When I look at my finished scarf, I am reminded of the sea. I love the strange blues that came out of the woad/mordant experiment and the successive washes of green that follow it. I now know that for a true, solid blue, it will be better not to use any mordants and that a tin mordant results in no dye being taken up by the yarn going into a woad bath! And that if I want to get a bright green, I need to dye the yarn yellow first then put it into a woad bath rather than the other way around. I also know that I can get a very rich shade from sunflower heads if I use a lot of them (a kind of chocolate green.) And I have learned that dried rhubarb leaves give a much richer, tawnier, orangey colour than the fresh ones, and that brambles give a lovely softish yellow green.

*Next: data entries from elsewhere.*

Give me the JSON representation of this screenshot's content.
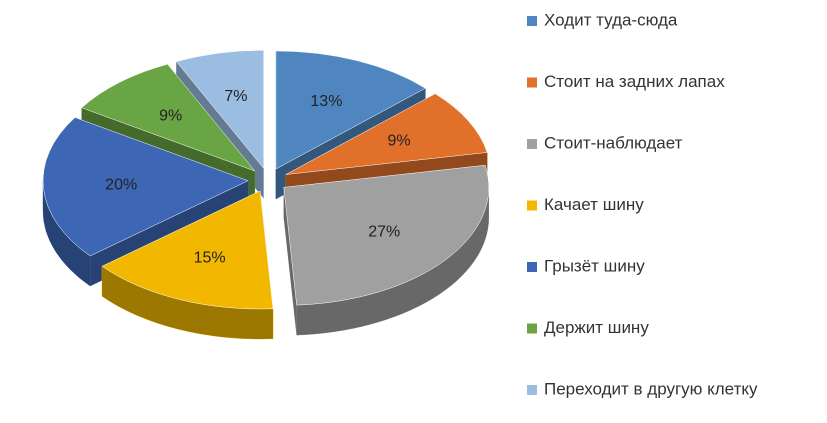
{
  "chart_data": {
    "type": "pie3d",
    "categories": [
      "Ходит туда-сюда",
      "Стоит на задних лапах",
      "Стоит-наблюдает",
      "Качает шину",
      "Грызёт шину",
      "Держит шину",
      "Переходит в другую клетку"
    ],
    "values": [
      13,
      9,
      27,
      15,
      20,
      9,
      7
    ],
    "value_labels": [
      "13%",
      "9%",
      "27%",
      "15%",
      "20%",
      "9%",
      "7%"
    ],
    "colors": [
      "#4f86c0",
      "#e0702a",
      "#a0a0a0",
      "#f2b800",
      "#3d66b4",
      "#69a544",
      "#9bbde2"
    ]
  }
}
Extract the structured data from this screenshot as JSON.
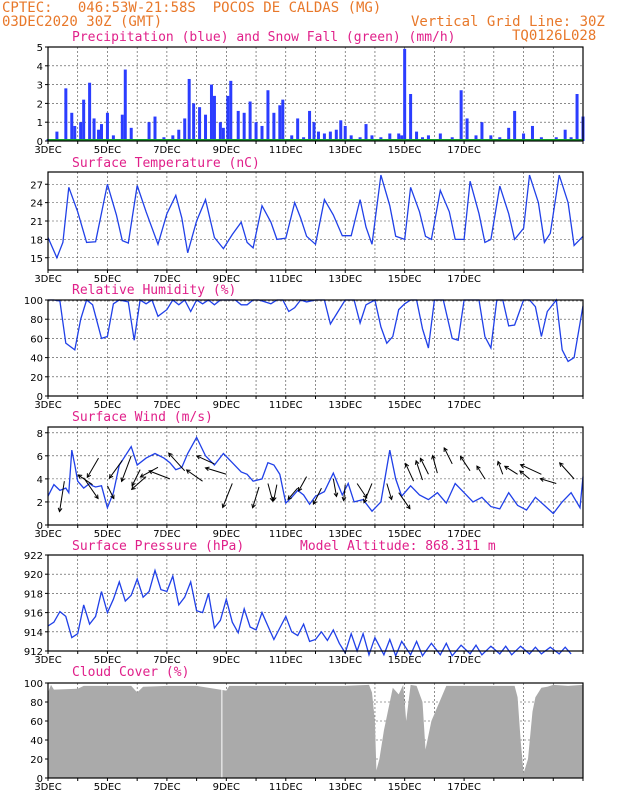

But what I enjoyed most about this process was that there was no possibility of getting it ‘wrong.’ Because I set out with only the commitment to learn something about colours and because I only had a little time and a couple of undyed skeins of wool to lose, I found the whole process enjoyable. The scarf is both a garment and a record of sorts. Nobody else can ever make a scarf like this because nobody else will have the exact conditions of weather, soil, time, gardening habits and lucky plant finds that I experienced… Instead, you will find and grow your own plants, make your own mistakes and make wearable records which speak of them and be unique to you. That is the beauty of the tester-strip scarf… that is the beauty of Botaknits.

Pattern

Plant seeds and let them grow.
Harvest cultivated plants, gather lucky finds, amass dystuffs.
Organise wool into skeins, mordant and label.
Create dyebaths using assembled dyestuffs and water.
Dye according to recipes, instructions in dye books and intuition.
Rinse and dry yarn.
Organise yarn into a colour sequence that you find pleasing.
Wind successive colours into balls, attaching a small piece of each colour onto a card with a record of what you used to make the colour.
Pick a stitch pattern that is pleasing to you.
Cast on the correct number of stitches using the first colour in your sequence, knit until it runs out. Join with next colour using split-splice method and continue with the next colour. Continue in this way until your yarns are all used up.
Condition your scarf with a nice conditioner if necessary.
Block and wear the scarf.
Observe the effects of light upon the colours and keep the shade-card you made so you can tell other, interested people, what plants you used to dye the yarn.

Resources

Books are an enormous help. I especially love Rita Buchanan’s A dyer’s garden : From Plant to Pot – Growing Dyes for Natural Fibers. This book has an excellent (and easy) recipe for dyeing with fresh woad leaves in it as well as a lot of good ideas for planning your dye garden and caring for your dye plants. I also love Dye Plants and Dyeing by John Cannon, Margaret Cannon, and Gretel W. Dalby-Quenet as it features very inspiring illustrations and a lot of background information on all the plants. It is less practical than Buchanan’s book, but it includes things like Ivy and Wallflower that are not covered in any other dye books that I’ve read, and which can easily be obtained without having a garden of your own.

You can buy a mordants starter pack from fibrecrafts that has a little bit of everything for the purposes of your experiments, and for my whole scarf (it is pretty massive) I used only 200g of pure, British, Bluefaced Leicester from Texere Yarns; product code DY280 Wool.